Another interpretation is this: Suppose you have $m$ observations and the data is $n$-dimensional. If $m<n$, then there may be directions in the $n$-dimensional data-space that haven't yet been "explored" by your samples. Therefore, without information along these directions, how can you expect to accurately model the variance of the data in these directions? In this case, you need more samples in order to fully capture the variance of the data in all directions of the ambient data-space.

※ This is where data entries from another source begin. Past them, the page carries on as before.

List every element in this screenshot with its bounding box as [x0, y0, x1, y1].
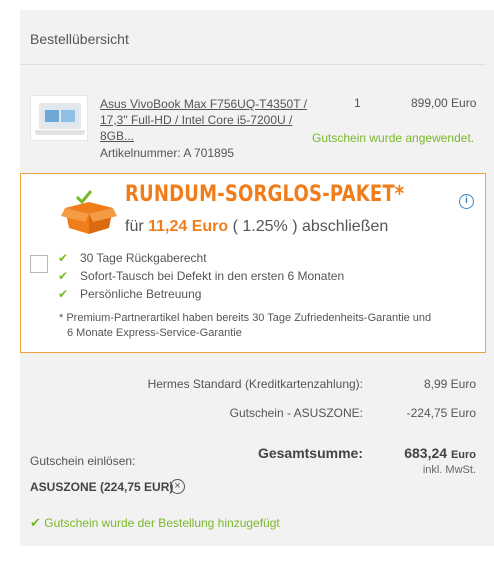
- product-price: 899,00 Euro: [411, 96, 477, 110]
- product-quantity: 1: [354, 96, 361, 110]
- product-name-line2: 17,3" Full-HD / Intel Core i5-7200U / 8G…: [100, 113, 293, 143]
- product-name-link[interactable]: Asus VivoBook Max F756UQ-T4350T / 17,3" …: [100, 96, 320, 144]
- laptop-base: [35, 130, 85, 135]
- coupon-success-message: ✔ Gutschein wurde der Bestellung hinzuge…: [30, 515, 280, 531]
- protection-package-box: RUNDUM-SORGLOS-PAKET* für 11,24 Euro ( 1…: [20, 173, 486, 353]
- benefit-text: Sofort-Tausch bei Defekt in den ersten 6…: [80, 269, 345, 283]
- package-icon: [61, 190, 117, 234]
- voucher-label: Gutschein - ASUSZONE:: [229, 406, 363, 420]
- list-item: ✔ 30 Tage Rückgaberecht: [58, 249, 344, 267]
- remove-coupon-icon[interactable]: ×: [170, 479, 185, 494]
- package-suffix: abschließen: [302, 218, 389, 235]
- package-amount: 11,24 Euro: [148, 218, 229, 235]
- total-currency: Euro: [450, 449, 476, 461]
- total-label: Gesamtsumme:: [257, 445, 363, 461]
- check-icon: ✔: [58, 287, 69, 301]
- benefit-list: ✔ 30 Tage Rückgaberecht ✔ Sofort-Tausch be…: [58, 249, 344, 303]
- benefit-text: Persönliche Betreuung: [80, 287, 202, 301]
- package-prefix: für: [125, 218, 144, 235]
- footnote-line1: * Premium-Partnerartikel haben bereits 3…: [59, 312, 432, 324]
- coupon-code: ASUSZONE (224,75 EUR): [30, 480, 174, 494]
- package-checkbox[interactable]: [30, 255, 48, 273]
- benefit-text: 30 Tage Rückgaberecht: [80, 251, 207, 265]
- check-icon: ✔: [58, 269, 69, 283]
- coupon-label: Gutschein einlösen:: [30, 454, 136, 468]
- screen-tile: [45, 110, 59, 122]
- shipping-label: Hermes Standard (Kreditkartenzahlung):: [147, 377, 363, 391]
- voucher-value: -224,75 Euro: [406, 406, 476, 420]
- footnote-line2: 6 Monate Express-Service-Garantie: [67, 327, 242, 339]
- product-name-line1: Asus VivoBook Max F756UQ-T4350T /: [100, 97, 307, 111]
- package-footnote: * Premium-Partnerartikel haben bereits 3…: [59, 311, 459, 341]
- screen-tile: [61, 110, 75, 122]
- article-number: Artikelnummer: A 701895: [100, 146, 235, 160]
- order-overview-title: Bestellübersicht: [30, 31, 129, 47]
- check-icon: ✔: [30, 515, 41, 530]
- total-amount: 683,24: [404, 445, 448, 461]
- info-icon[interactable]: i: [459, 194, 474, 209]
- list-item: ✔ Sofort-Tausch bei Defekt in den ersten …: [58, 267, 344, 285]
- check-icon: ✔: [58, 251, 69, 265]
- laptop-screen: [39, 103, 81, 129]
- package-percent: ( 1.25% ): [232, 218, 298, 235]
- coupon-applied-note: Gutschein wurde angewendet.: [312, 131, 475, 145]
- total-value: 683,24 Euro: [404, 445, 476, 461]
- package-price-line: für 11,24 Euro ( 1.25% ) abschließen: [125, 218, 388, 236]
- shipping-value: 8,99 Euro: [423, 377, 476, 391]
- tax-note: inkl. MwSt.: [422, 464, 476, 476]
- divider: [20, 64, 486, 65]
- list-item: ✔ Persönliche Betreuung: [58, 285, 344, 303]
- package-title: RUNDUM-SORGLOS-PAKET*: [125, 182, 405, 207]
- product-image[interactable]: [30, 95, 88, 141]
- coupon-success-text: Gutschein wurde der Bestellung hinzugefü…: [44, 516, 280, 530]
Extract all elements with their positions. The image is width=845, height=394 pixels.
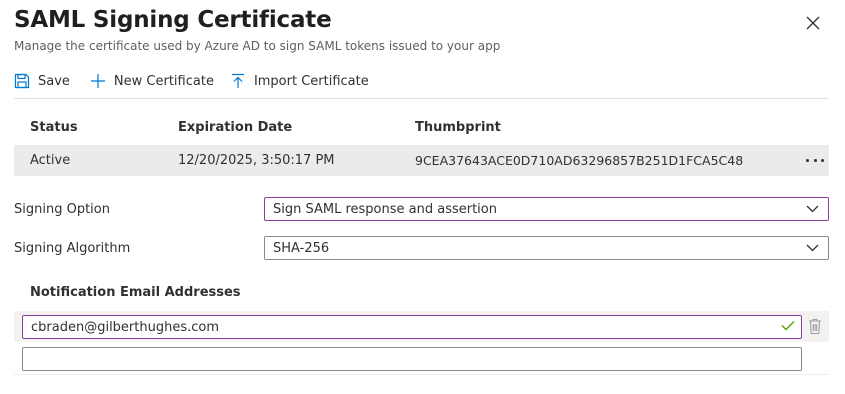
emails-bottom-divider — [14, 374, 829, 375]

We can also see why you need more observations than the dimension of the data in a rigorous mathematical sense. In particular, suppose $X\in\mathbb{R}^{m\times n}$ is the "input" data and $y\in\mathbb{R}^m$ is the "output" data. The number of observations is $m$, and the dimension of the inputs is $n$. The goal of OLS is to find a linear model, $\hat{y} = x^\top \beta$, such that the prediction $\hat{y}$ closely matches what the true output associated with $x$ would be. Searching for this model can be formulated as the following optimization problem: \begin{equation*} \text{minimize}_{\beta\in\mathbb{R}^n} ~ f(\beta) = \|y-X\beta\|_2^2. \end{equation*} Note that OLS uses the 2-norm as its notion of "cost". The squared 2-norm is particularly nice since it is differentiable and gives us a closed-form solution. In particular, we have that \begin{equation*} f(\beta) = (y-X\beta)^\top(y-X\beta) = y^\top y - 2y^\top X\beta + \beta^\top X^\top X\beta. \end{equation*} The gradient is \begin{equation*} \nabla f(\beta) = -2X^\top y + 2X^\top X\beta, \end{equation*} and so the first-order optimality condition $\nabla f(\beta^*)=0$ shows that the optimal solution satisfies \begin{equation*} X^\top X\beta^* = X^\top y. \end{equation*} This is called the "normal equation". The normal equation has a unique solution when $X^\top X$ is invertible, and the solution is given by \begin{equation*} \beta^* = (X^\top X)^{-1}X^\top y. \end{equation*} In order for $X^\top X$ to be invertible, it must be the case that $m>n$, i.e., we must have more observations than the ambient data-space dimension. Note that $\frac{1}{m}X^\top X$ is precisely the sample covariance matrix (assuming the data has been centered).